Die Karies ist ein langsam ablaufender Prozess der Zerstörung von Zahnhartsubstanz. Er wird von bestimmten Bakterien in der Mundhöhle ausgelöst, die der zugeführten festen oder flüssigen Nahrung Kohlenhydrate (Achtung: es muss nicht unbedingt süss sein!) entnehmen und diese verstoffwechseln. Am Ende dieses Vorgangs scheiden die Bakterien leichte organische Säuren aus, die auf die Zahnoberfläche gelangen und dort Mineralien aus der Zahnsubstanz herauslösen (sog. Demineralisation). Zahnärzte bezeichnen diesen Vorgang als kariösen Prozess, an dessen Ende der Einbruch der Zahnsubstanz (das Loch) stehen kann.

Zum Glück hat der Körper als Reparatursystem für die Demineralisation den menschlichen Speichel. Dieser enthält Mineralien, die in die Zahnsubstanz wieder eingelagert werden können (sog. Remineralisation). Unterstützt wird der Speichel durch die Mineralien in den Zahncremes (Fluoride).

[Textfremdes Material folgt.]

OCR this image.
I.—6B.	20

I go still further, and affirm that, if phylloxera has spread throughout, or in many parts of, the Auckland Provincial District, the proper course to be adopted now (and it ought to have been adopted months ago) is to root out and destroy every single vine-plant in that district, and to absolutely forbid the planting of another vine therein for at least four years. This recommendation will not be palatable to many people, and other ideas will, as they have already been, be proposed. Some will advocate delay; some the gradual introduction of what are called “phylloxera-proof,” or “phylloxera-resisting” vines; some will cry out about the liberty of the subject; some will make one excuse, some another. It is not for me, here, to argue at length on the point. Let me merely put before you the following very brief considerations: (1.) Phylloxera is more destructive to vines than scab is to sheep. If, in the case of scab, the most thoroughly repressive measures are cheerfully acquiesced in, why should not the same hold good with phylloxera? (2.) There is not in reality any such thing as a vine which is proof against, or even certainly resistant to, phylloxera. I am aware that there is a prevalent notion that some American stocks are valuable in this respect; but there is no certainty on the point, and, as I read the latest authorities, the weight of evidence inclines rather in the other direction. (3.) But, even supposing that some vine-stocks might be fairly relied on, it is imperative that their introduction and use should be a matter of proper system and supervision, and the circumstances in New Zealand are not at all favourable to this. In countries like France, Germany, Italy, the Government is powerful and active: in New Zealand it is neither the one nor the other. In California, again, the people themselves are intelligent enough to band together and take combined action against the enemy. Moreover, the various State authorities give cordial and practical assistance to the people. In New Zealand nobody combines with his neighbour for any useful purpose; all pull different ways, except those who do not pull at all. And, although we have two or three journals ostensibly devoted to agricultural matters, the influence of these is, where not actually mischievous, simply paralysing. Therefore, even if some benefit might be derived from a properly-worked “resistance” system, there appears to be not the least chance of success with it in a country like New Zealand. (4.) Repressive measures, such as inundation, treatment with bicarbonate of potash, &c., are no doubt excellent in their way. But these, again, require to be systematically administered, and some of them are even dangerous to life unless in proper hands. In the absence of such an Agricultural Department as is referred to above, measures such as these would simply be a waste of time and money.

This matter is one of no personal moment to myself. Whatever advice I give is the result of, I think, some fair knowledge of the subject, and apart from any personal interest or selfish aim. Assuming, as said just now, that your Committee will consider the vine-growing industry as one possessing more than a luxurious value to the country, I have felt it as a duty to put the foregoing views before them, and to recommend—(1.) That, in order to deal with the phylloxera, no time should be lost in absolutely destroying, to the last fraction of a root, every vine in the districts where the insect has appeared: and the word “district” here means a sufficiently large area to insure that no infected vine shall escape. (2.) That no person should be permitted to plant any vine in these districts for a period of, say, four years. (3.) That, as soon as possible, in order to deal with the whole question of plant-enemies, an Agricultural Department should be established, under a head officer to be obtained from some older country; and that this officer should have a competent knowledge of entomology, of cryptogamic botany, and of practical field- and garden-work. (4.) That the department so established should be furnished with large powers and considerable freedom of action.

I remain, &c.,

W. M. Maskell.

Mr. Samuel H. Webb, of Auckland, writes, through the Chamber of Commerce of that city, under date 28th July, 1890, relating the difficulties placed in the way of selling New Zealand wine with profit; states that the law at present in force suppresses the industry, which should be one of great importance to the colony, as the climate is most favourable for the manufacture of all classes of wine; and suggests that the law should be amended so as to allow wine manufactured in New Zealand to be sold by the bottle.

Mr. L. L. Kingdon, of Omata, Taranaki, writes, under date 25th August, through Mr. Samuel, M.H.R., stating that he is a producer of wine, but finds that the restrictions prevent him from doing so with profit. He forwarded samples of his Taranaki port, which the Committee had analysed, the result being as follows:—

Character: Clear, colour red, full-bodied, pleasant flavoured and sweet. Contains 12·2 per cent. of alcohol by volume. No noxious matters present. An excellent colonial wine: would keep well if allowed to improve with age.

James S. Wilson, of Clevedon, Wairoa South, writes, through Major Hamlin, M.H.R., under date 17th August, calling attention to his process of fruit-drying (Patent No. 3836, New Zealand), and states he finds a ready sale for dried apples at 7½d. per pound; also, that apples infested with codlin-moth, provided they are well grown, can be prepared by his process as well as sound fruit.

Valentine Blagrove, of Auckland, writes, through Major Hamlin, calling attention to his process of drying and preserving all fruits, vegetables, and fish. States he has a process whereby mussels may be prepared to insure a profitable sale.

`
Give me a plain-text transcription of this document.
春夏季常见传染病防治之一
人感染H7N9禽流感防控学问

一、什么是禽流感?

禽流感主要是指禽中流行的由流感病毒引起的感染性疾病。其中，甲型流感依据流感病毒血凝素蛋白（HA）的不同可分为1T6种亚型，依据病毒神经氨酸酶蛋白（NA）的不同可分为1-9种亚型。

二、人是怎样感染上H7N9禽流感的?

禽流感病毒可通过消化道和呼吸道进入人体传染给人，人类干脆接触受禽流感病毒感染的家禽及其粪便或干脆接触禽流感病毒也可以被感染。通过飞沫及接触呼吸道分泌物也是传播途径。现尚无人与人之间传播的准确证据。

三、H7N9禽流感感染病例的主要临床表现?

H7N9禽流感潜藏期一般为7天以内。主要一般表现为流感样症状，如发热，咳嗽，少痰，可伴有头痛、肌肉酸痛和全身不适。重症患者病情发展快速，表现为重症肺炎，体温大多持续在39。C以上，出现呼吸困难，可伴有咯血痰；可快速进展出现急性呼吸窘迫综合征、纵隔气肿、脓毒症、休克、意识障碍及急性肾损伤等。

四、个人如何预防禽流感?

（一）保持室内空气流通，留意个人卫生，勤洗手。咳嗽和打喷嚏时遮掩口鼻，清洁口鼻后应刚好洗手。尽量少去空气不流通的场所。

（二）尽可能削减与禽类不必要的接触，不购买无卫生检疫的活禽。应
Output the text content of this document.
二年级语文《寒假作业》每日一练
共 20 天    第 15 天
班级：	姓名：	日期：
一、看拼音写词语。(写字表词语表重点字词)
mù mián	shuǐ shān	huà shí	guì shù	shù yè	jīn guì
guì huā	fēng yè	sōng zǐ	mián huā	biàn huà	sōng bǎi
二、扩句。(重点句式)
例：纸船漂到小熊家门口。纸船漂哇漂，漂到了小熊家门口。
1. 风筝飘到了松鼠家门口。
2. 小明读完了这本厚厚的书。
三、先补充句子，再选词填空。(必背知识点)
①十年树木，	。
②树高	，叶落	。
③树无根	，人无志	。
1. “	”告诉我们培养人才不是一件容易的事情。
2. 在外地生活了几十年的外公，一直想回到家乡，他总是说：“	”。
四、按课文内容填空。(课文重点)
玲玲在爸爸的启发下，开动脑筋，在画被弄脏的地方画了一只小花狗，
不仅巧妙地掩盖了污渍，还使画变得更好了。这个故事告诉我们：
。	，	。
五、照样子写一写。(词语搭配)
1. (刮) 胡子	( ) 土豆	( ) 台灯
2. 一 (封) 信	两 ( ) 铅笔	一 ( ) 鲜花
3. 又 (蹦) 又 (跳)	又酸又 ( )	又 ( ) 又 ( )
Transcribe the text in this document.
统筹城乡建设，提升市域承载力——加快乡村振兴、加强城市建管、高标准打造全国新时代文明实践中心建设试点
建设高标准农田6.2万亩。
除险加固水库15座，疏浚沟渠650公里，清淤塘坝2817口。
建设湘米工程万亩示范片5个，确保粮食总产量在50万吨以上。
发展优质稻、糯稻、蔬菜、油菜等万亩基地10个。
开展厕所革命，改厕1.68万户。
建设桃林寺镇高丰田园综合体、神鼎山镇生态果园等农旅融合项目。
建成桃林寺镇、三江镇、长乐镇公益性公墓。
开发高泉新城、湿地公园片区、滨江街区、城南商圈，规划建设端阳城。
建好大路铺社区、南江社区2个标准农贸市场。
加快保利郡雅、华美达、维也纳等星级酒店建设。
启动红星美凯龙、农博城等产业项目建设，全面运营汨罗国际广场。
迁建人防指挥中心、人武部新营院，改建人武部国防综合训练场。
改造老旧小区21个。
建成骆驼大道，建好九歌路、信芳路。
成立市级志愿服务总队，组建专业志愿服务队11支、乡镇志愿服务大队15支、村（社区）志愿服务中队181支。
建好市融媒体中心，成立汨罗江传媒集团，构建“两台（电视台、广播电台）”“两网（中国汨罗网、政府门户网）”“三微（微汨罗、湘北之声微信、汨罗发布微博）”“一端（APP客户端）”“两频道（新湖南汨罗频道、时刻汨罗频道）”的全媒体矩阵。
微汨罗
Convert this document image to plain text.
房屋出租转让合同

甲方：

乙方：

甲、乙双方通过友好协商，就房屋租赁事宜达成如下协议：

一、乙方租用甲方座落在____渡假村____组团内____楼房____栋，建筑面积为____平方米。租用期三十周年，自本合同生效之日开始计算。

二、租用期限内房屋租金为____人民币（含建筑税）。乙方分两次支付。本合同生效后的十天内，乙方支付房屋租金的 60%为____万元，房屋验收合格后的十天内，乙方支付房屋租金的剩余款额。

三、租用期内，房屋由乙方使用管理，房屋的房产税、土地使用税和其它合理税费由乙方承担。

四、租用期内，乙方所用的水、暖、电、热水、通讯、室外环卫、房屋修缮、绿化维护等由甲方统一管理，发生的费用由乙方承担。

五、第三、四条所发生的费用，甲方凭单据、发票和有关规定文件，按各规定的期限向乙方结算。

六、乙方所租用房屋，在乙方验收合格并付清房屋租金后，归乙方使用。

Wenn die De- und die Remineralisation im Gleichgewicht stehen, wird im Zahn kein Loch entstehen. Umgekehrt: wenn jemand ein Loch entwickelt, ist das System im Ungleichgewicht und kann auch Schäden an anderen Zähnen entstehen lassen. Logischerweise ist mit der Füllung eines Loches das Gleichgewicht im System nicht hergestellt, die Füllung beseitigt also nicht die Ursache, sondern die Folge der Karies.

Fazit: alle Patienten mit Löchern sollten ein Vorbeugeprogramm zur Erzielung eines Gleichgewichts starten (Prophylaxeprogramm), da sonst über kurz oder lang andere Zähne das gleiche Schicksal erleiden müssen.